Former Consumer Financial Protection Bureau (CFPB) Director Rohit Chopra, whom Trump fired on Saturday, has warned that these apps have become state surveillance tools that closely monitor the lives of Chinese people. Musk has developed this plan for years, acquiring money service transmitter licenses in multiple states. And, just a week a ago, X signed a deal to partner with Visa to provide peer-to-peer payments for tasks like splitting bills with friends or buying a coffee by connecting to people’s debit cards and bank accounts, which represents the first step in actually creating Musk’s long-sought, Chinese-inspired platform. 

And what might give Musk’s newly muscular social media-payments platform a critical edge in a market filled with other powerful banks and financial services companies? Well, access to the federal payment data and sensitive personal information of tens of millions of Americans just might do the trick. Combining that data with what X already extracts and Musk’s Starlink satellite internet usage data would then create a powerful, textured, database of private information on all of us. 

The CFPB has been a critical bulwark standing up to techbro data harvesting and fintech flim-flammery, but it is under unrelenting assault by Republicans in Congress and Musk. 
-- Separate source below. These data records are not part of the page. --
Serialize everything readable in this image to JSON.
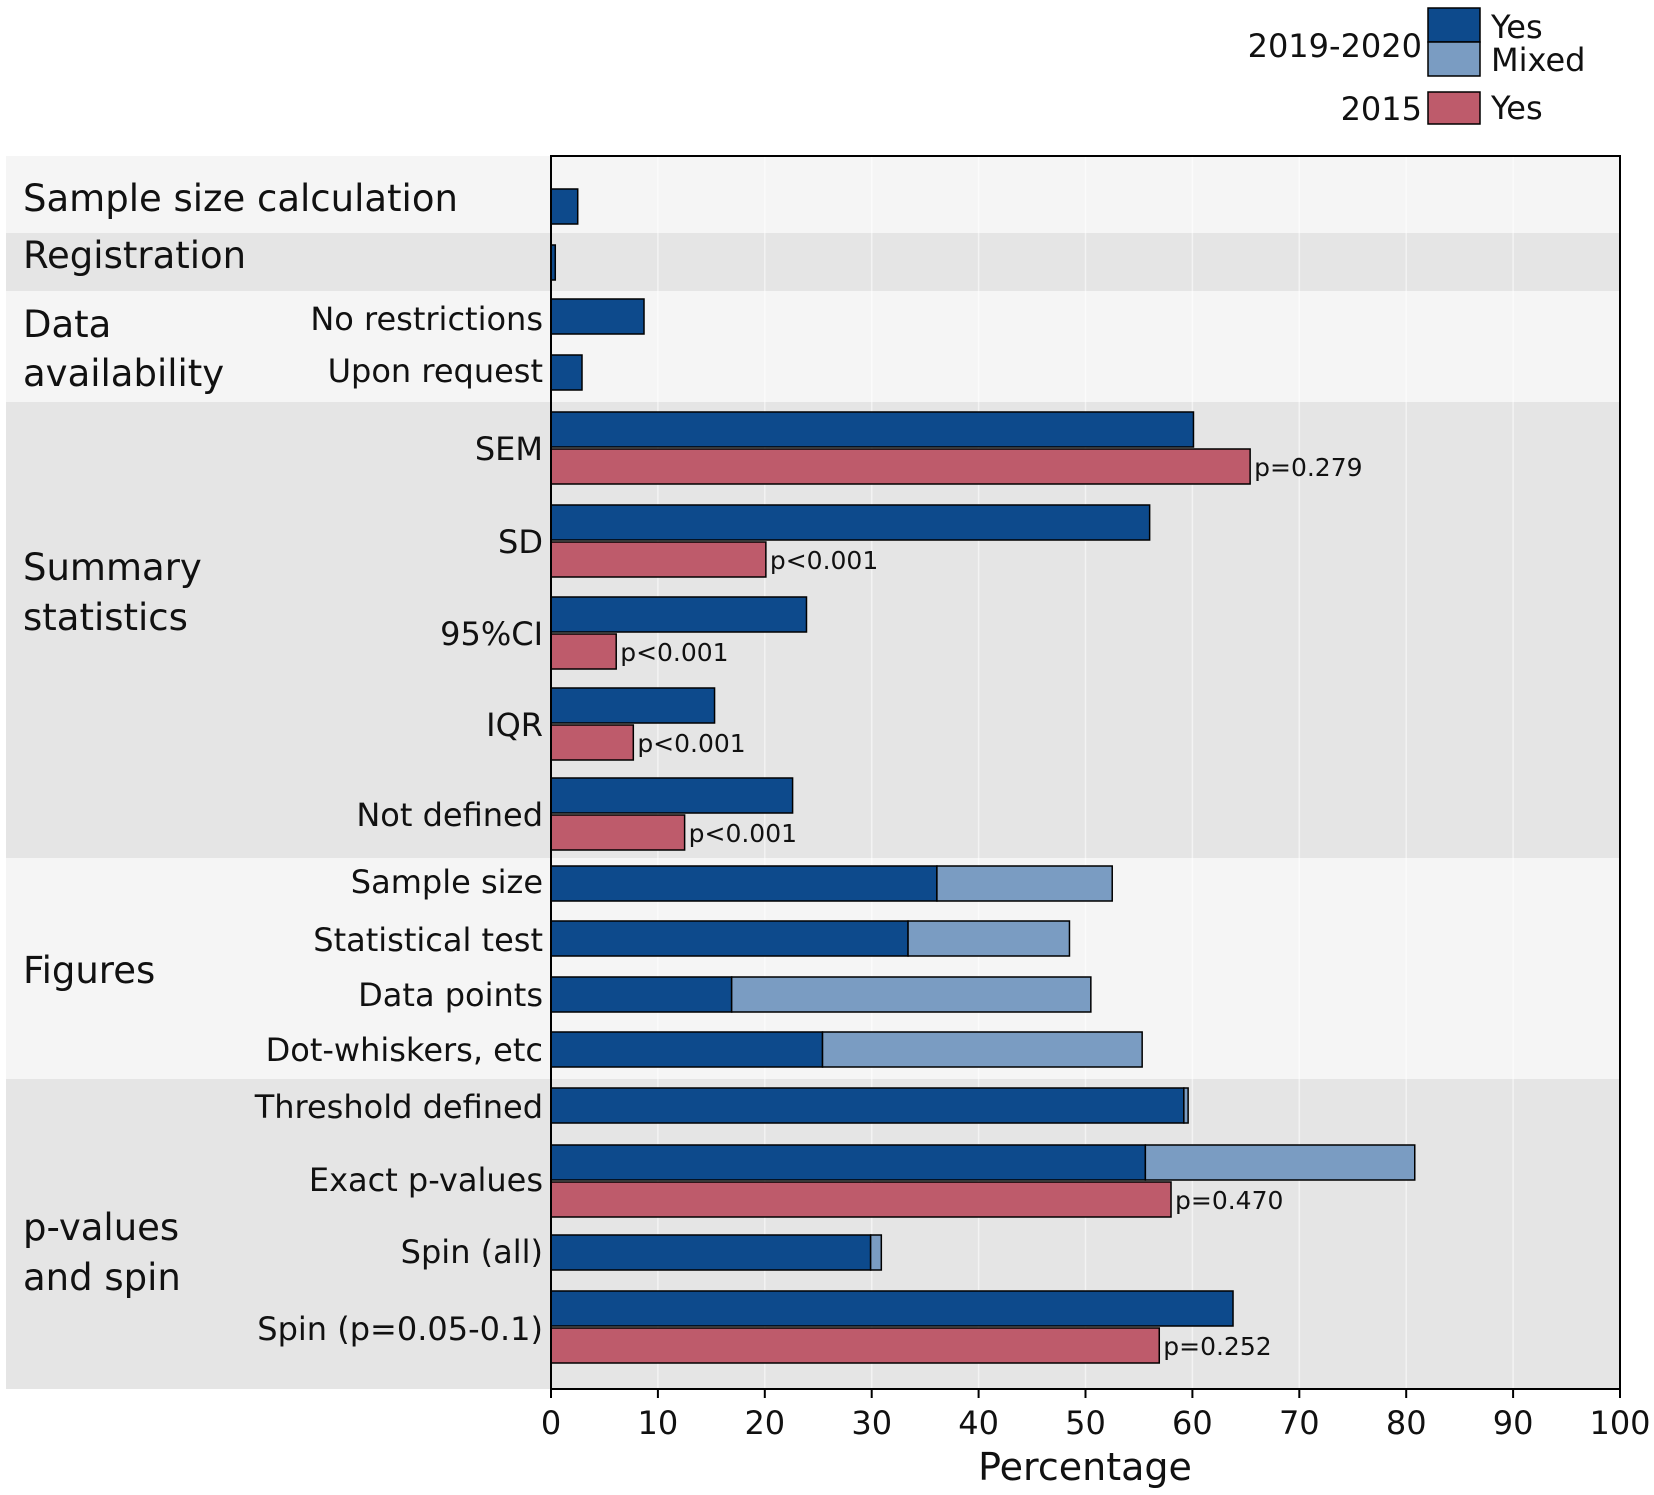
{
  "chart_data": {
    "type": "bar",
    "orientation": "horizontal",
    "stacked_series": [
      "Yes",
      "Mixed"
    ],
    "xlabel": "Percentage",
    "xlim": [
      0,
      100
    ],
    "xticks": [
      0,
      10,
      20,
      30,
      40,
      50,
      60,
      70,
      80,
      90,
      100
    ],
    "grid": true,
    "legend": {
      "placement": "top-right",
      "groups": [
        {
          "group": "2019-2020",
          "entries": [
            {
              "name": "Yes",
              "color": "#0d4a8c"
            },
            {
              "name": "Mixed",
              "color": "#7a9cc2"
            }
          ]
        },
        {
          "group": "2015",
          "entries": [
            {
              "name": "Yes",
              "color": "#be5b6b"
            }
          ]
        }
      ]
    },
    "colors": {
      "yes_2019": "#0d4a8c",
      "mixed_2019": "#7a9cc2",
      "yes_2015": "#be5b6b",
      "band_light": "#f5f5f5",
      "band_dark": "#e5e5e5"
    },
    "sections": [
      {
        "label": "Sample size calculation",
        "label_lines": [
          "Sample size calculation"
        ],
        "rows": [
          {
            "label": "",
            "yes_2019": 2.5,
            "mixed_2019": 0
          }
        ]
      },
      {
        "label": "Registration",
        "label_lines": [
          "Registration"
        ],
        "rows": [
          {
            "label": "",
            "yes_2019": 0.4,
            "mixed_2019": 0
          }
        ]
      },
      {
        "label": "Data availability",
        "label_lines": [
          "Data",
          "availability"
        ],
        "rows": [
          {
            "label": "No restrictions",
            "yes_2019": 8.7,
            "mixed_2019": 0
          },
          {
            "label": "Upon request",
            "yes_2019": 2.9,
            "mixed_2019": 0
          }
        ]
      },
      {
        "label": "Summary statistics",
        "label_lines": [
          "Summary",
          "statistics"
        ],
        "rows": [
          {
            "label": "SEM",
            "yes_2019": 60.1,
            "mixed_2019": 0,
            "yes_2015": 65.4,
            "p": "p=0.279"
          },
          {
            "label": "SD",
            "yes_2019": 56.0,
            "mixed_2019": 0,
            "yes_2015": 20.1,
            "p": "p<0.001"
          },
          {
            "label": "95%CI",
            "yes_2019": 23.9,
            "mixed_2019": 0,
            "yes_2015": 6.1,
            "p": "p<0.001"
          },
          {
            "label": "IQR",
            "yes_2019": 15.3,
            "mixed_2019": 0,
            "yes_2015": 7.7,
            "p": "p<0.001"
          },
          {
            "label": "Not defined",
            "yes_2019": 22.6,
            "mixed_2019": 0,
            "yes_2015": 12.5,
            "p": "p<0.001"
          }
        ]
      },
      {
        "label": "Figures",
        "label_lines": [
          "Figures"
        ],
        "rows": [
          {
            "label": "Sample size",
            "yes_2019": 36.1,
            "mixed_2019": 16.4
          },
          {
            "label": "Statistical test",
            "yes_2019": 33.4,
            "mixed_2019": 15.1
          },
          {
            "label": "Data points",
            "yes_2019": 16.9,
            "mixed_2019": 33.6
          },
          {
            "label": "Dot-whiskers, etc",
            "yes_2019": 25.4,
            "mixed_2019": 29.9
          }
        ]
      },
      {
        "label": "p-values and spin",
        "label_lines": [
          "p-values",
          "and spin"
        ],
        "rows": [
          {
            "label": "Threshold defined",
            "yes_2019": 59.2,
            "mixed_2019": 0.4
          },
          {
            "label": "Exact p-values",
            "yes_2019": 55.6,
            "mixed_2019": 25.2,
            "yes_2015": 58.0,
            "p": "p=0.470"
          },
          {
            "label": "Spin (all)",
            "yes_2019": 29.9,
            "mixed_2019": 1.0
          },
          {
            "label": "Spin (p=0.05-0.1)",
            "yes_2019": 63.8,
            "mixed_2019": 0,
            "yes_2015": 56.9,
            "p": "p=0.252"
          }
        ]
      }
    ]
  }
}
The CFPB recently proposed a data broker rule that would prevent companies like X from collecting unnecessary personal financial information and would ban the sale of personal information by data brokers, which receive personal information from companies like X, to protect people from criminals and scammers. And a new CFPB rule would protect people’s privacy, remedy errors, combat fraud, and stop arbitrary or unfair freezes or closures on digital payment platforms like the one X is launching. 
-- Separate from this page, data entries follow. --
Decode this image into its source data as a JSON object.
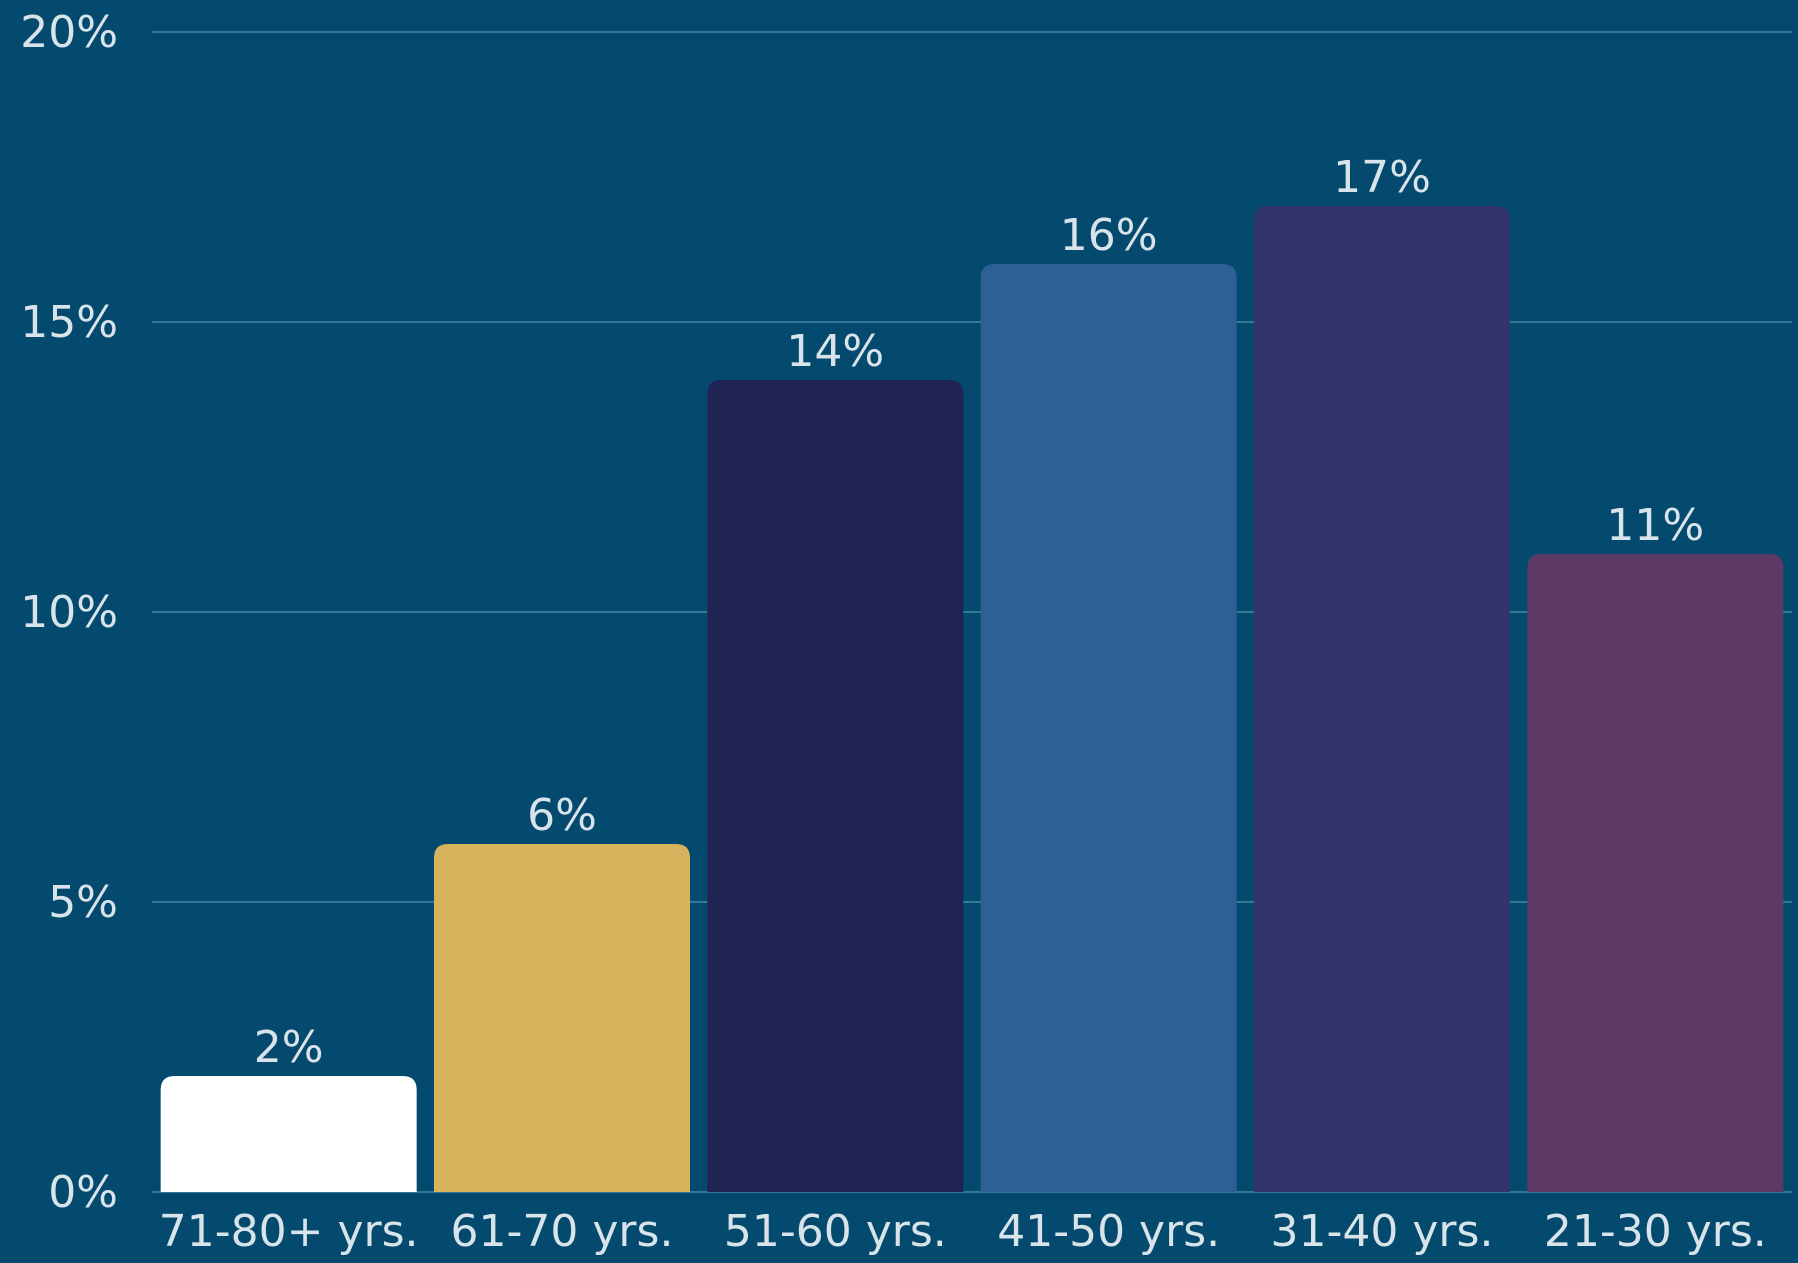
{
  "chart_data": {
    "type": "bar",
    "title": "",
    "xlabel": "",
    "ylabel": "",
    "categories": [
      "71-80+ yrs.",
      "61-70 yrs.",
      "51-60 yrs.",
      "41-50 yrs.",
      "31-40 yrs.",
      "21-30 yrs."
    ],
    "values": [
      2,
      6,
      14,
      16,
      17,
      11
    ],
    "value_labels": [
      "2%",
      "6%",
      "14%",
      "16%",
      "17%",
      "11%"
    ],
    "bar_colors": [
      "#ffffff",
      "#d8b35e",
      "#212355",
      "#2e6096",
      "#32346a",
      "#5d3a65"
    ],
    "ylim": [
      0,
      20
    ],
    "yticks": [
      0,
      5,
      10,
      15,
      20
    ],
    "ytick_labels": [
      "0%",
      "5%",
      "10%",
      "15%",
      "20%"
    ],
    "grid": true,
    "legend": "none"
  },
  "colors": {
    "background": "#034a6e",
    "gridline": "#2f7a96",
    "text": "#d8e3ea"
  }
}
Musk has already demanded to “delete CFPB,” and it’s no wonder. CFPB stopped one of his babies, PayPal, from ripping people off and it shuttered another company owned by fellow techbro Marc Andreessen after it repeatedly defrauded customers. Musk has no interest in a CFPB that protects people’s privacy and pocketbooks from X.  
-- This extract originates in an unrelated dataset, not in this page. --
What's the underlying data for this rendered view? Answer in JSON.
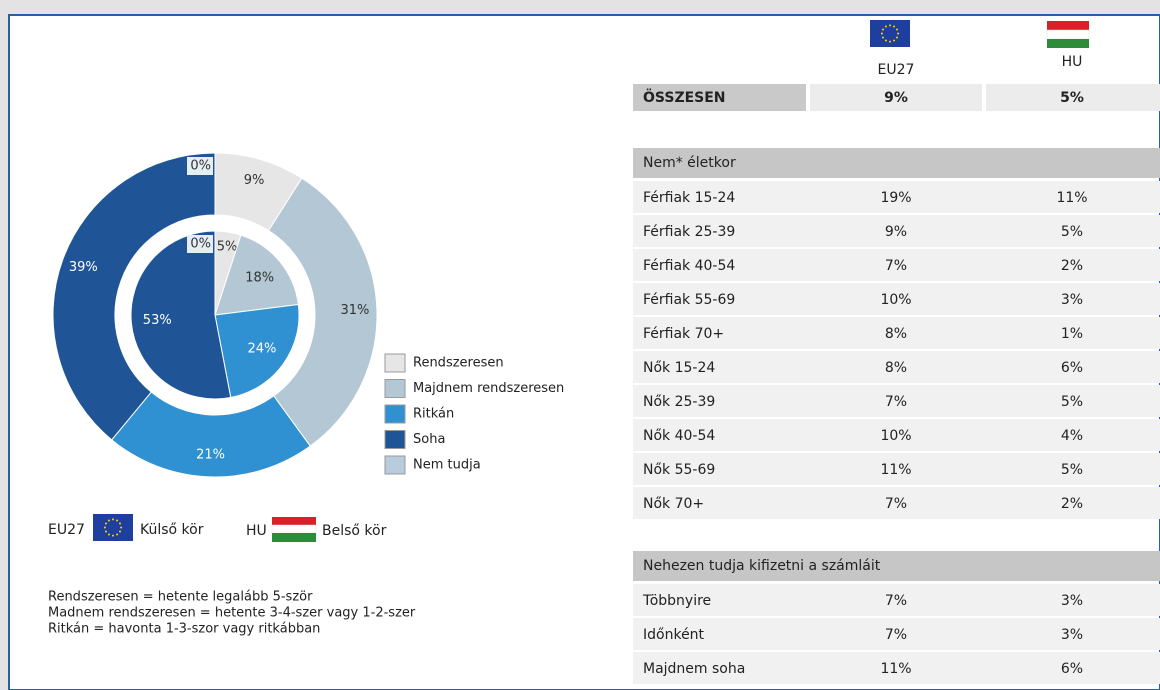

Why should the world’s richest person have his hands on government payments authorized by law, and why should he get everyone’s personal data? What will he do with it, who will protect our personal data, and who will make sure he does not take it and use it for the private interests of his businesses? 

No one voted for Elon Musk. The Senate did not advise, consent or confirm him to root around in everyone’s personal sensitive information. Trump is bestowing a vast, unprecedented, and still growing amount of power on this billionaire, with no limits and no accountability. The danger and potential for harm for the rest of us is staggering. Where is the Treasury Inspector General? A handful of members of Congress have spoken up, including Senators Ron Wyden Jack Reed, and Elizabeth Warren. It’s time for the rest of Congress — especially Republican leadership that purportedly cares about privacy — to stop this unprecedented and unauthorized data harvesting.